We have before declared the opposing of himself to the reputation and credit of another to be altogether unbefitting a worthy man; but where a vicious praise becomes hurtful and corruptive, creating an earnestness after evil things or an evil purpose in great matters, it is not unprofitable to refuse it; but it becomes us to direct the minds of the company towards better sentiments of things, showing them the difference. For certainly any one will be pleased when he sees many voluntarily abstaining from the vices they heard cried down and reproved; but if baseness be well accounted of, and honor be made to attend on him who pursues pleasure or avarice, where is the nature so happily strong that can resist, much less conquer, the temptation? Therefore a generous and discreet person must set himself against the praises, not of evil men, but of evil actions; for this kind of commendation perverts the judgments of men, and miserably leads them to imitate

and emulate unworthy practices as laudable. But they may be easily bewrayed by confronting them with opposite truths. Theodorus the tragedian is reported to have said to Satyrus the comedian, It is not so wonderful an art to move the theatre’s laughter as to force its tears. But if some philosopher should have retorted, Aye; but, friend, it is not so fit and seemly to make men weep, as to remove and free them from their sorrows, it is likely by this odd way of commending himself he would have delighted his hearer, and endeavored to alter or secure his judgment. So Zeno knew how to speak for himself, when the great number of Theophrastus’s scholars was opposed to the fewness of his, saying, His chorus is indeed greater than mine, but mine is sweeter. And Phocion, while Leosthenes yet prospered, being asked by the orators what good he had done the city, replies: Nothing but this, that in my government of you there have been no funeral orations, but all the deceased were buried in the sepulchres of their ancestors.
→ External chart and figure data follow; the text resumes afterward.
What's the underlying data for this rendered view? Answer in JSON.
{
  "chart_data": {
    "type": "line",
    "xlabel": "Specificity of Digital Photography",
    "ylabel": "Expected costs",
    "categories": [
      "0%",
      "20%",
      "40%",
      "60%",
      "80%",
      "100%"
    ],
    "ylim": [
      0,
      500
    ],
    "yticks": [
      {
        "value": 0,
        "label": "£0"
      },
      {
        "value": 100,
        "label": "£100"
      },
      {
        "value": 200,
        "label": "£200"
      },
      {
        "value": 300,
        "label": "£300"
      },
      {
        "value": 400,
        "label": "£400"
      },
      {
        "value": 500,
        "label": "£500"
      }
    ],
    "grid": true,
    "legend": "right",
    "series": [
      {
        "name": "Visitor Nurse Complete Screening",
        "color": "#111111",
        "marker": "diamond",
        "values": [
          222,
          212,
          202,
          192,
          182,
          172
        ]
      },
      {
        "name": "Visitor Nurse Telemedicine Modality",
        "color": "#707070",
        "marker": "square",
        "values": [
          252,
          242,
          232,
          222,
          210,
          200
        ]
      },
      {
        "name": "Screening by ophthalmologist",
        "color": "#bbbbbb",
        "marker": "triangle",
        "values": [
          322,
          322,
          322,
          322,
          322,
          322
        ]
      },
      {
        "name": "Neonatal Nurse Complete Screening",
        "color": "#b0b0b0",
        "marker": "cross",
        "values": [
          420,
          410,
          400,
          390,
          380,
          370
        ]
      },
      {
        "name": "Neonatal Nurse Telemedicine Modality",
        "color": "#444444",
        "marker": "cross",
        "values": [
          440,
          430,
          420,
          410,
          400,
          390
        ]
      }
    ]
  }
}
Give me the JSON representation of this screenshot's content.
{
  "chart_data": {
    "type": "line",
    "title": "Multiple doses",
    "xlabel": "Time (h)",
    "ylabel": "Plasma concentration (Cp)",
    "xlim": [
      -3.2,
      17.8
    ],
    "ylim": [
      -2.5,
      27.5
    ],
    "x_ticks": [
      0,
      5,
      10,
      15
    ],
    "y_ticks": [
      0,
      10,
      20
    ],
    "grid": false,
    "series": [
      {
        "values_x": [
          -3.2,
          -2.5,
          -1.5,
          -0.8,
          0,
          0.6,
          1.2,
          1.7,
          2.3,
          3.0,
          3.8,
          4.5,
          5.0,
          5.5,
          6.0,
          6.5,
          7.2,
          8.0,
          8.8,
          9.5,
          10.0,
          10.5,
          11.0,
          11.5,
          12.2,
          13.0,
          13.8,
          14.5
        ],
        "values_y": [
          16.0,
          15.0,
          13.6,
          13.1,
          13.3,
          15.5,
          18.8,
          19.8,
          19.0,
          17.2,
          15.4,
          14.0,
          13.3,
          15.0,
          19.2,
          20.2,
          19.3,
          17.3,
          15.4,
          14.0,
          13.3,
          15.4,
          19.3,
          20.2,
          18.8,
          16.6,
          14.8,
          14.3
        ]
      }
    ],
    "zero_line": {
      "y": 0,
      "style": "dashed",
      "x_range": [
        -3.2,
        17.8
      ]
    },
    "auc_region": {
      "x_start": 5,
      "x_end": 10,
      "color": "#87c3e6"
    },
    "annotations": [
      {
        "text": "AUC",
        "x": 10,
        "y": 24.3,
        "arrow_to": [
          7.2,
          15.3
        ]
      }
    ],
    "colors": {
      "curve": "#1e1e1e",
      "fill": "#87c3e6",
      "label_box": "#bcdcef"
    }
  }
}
So Crates, by way of antithesis to this epitaph of the glutton,
  • What I have eat is mine; in words my will
  • I’ve had, and of my lust have took my fill,
  • well opposes these,
  • What I have learnt is mine; I’ve had my thought,
  • And me the Muses noble truths have taught.
  • This kind of praise is amiable and advantageous, teaching to admire and love convenient and profitable things instead of the superfluous and vain. Thus much for the stating of the question, in what cases and how far self-praise may be inoffensive.
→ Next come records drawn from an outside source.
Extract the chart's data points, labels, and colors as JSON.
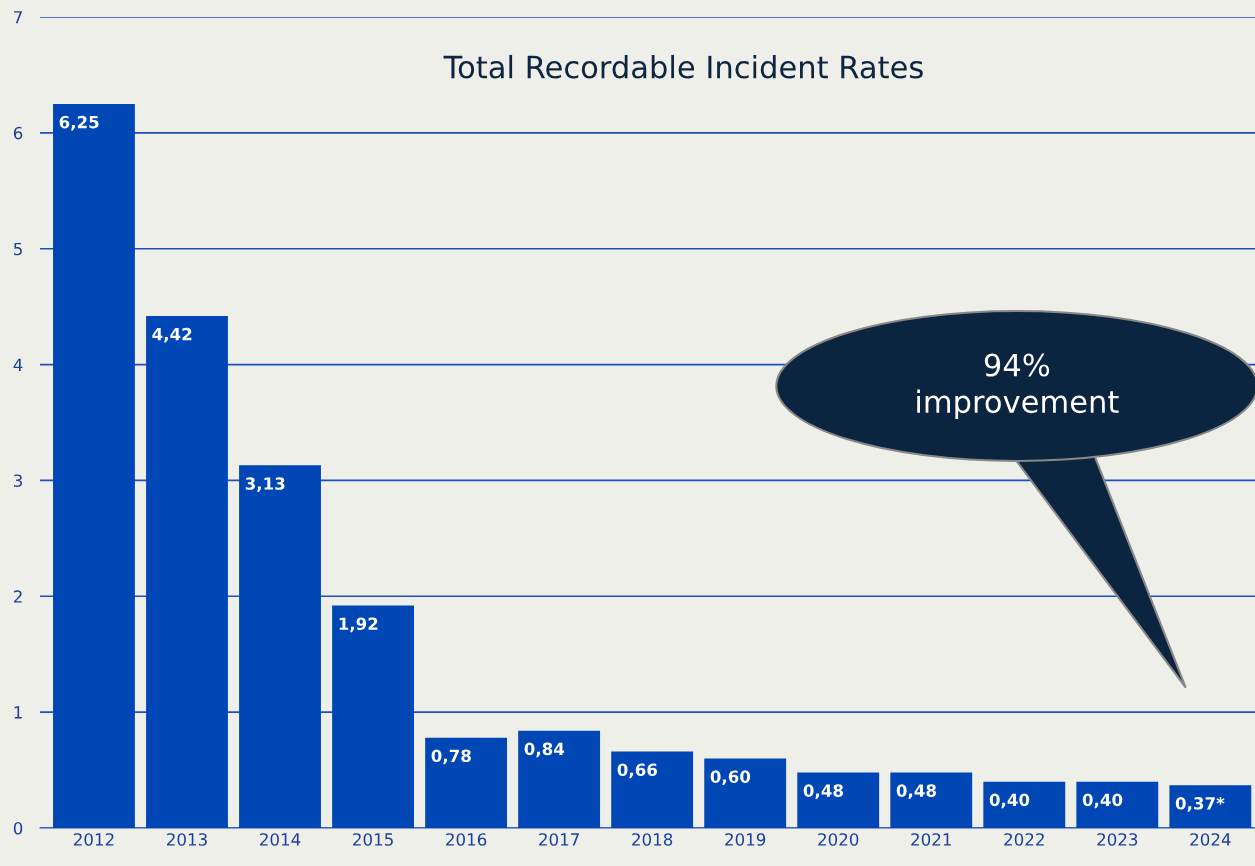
{
  "chart_data": {
    "type": "bar",
    "title": "Total Recordable Incident Rates",
    "categories": [
      "2012",
      "2013",
      "2014",
      "2015",
      "2016",
      "2017",
      "2018",
      "2019",
      "2020",
      "2021",
      "2022",
      "2023",
      "2024"
    ],
    "values": [
      6.25,
      4.42,
      3.13,
      1.92,
      0.78,
      0.84,
      0.66,
      0.6,
      0.48,
      0.48,
      0.4,
      0.4,
      0.37
    ],
    "value_labels": [
      "6,25",
      "4,42",
      "3,13",
      "1,92",
      "0,78",
      "0,84",
      "0,66",
      "0,60",
      "0,48",
      "0,48",
      "0,40",
      "0,40",
      "0,37*"
    ],
    "color": "#0047b5",
    "ylim": [
      0,
      7
    ],
    "yticks": [
      0,
      1,
      2,
      3,
      4,
      5,
      6,
      7
    ],
    "grid": "y",
    "annotations": [
      "94%\nimprovement"
    ]
  }
}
    Now the order of the discourse requires to show how an uncomely and unseasonable affectation of praise may be avoided. Discourse of a man’s self usually sallies from self-love, as from its fort, and is there observed to lay wait, even in those who are vulgarly thought free

    enough from ambition. Therefore, as it is one of the rules of health to avoid dangerous and unwholesome places, or being in them to take the greater care, so ought there to be a like rule concerning converse and speaking of one’s self. For this kind of talk has slippery occasions, into which we unawares and indiscernible are apt to fall.

    For first (as is above said), ambition usually intrudes into the praises of others with some flourishing remarks to adorn herself. For let a person be commended by his equal or inferior, the mind of the ambitious is tickled and rubbed at the hearing of his praise, and immediately he is hurried by an intemperate desire and precipitation after the like; as the appetite of the hungry is sharpened by seeing others eat.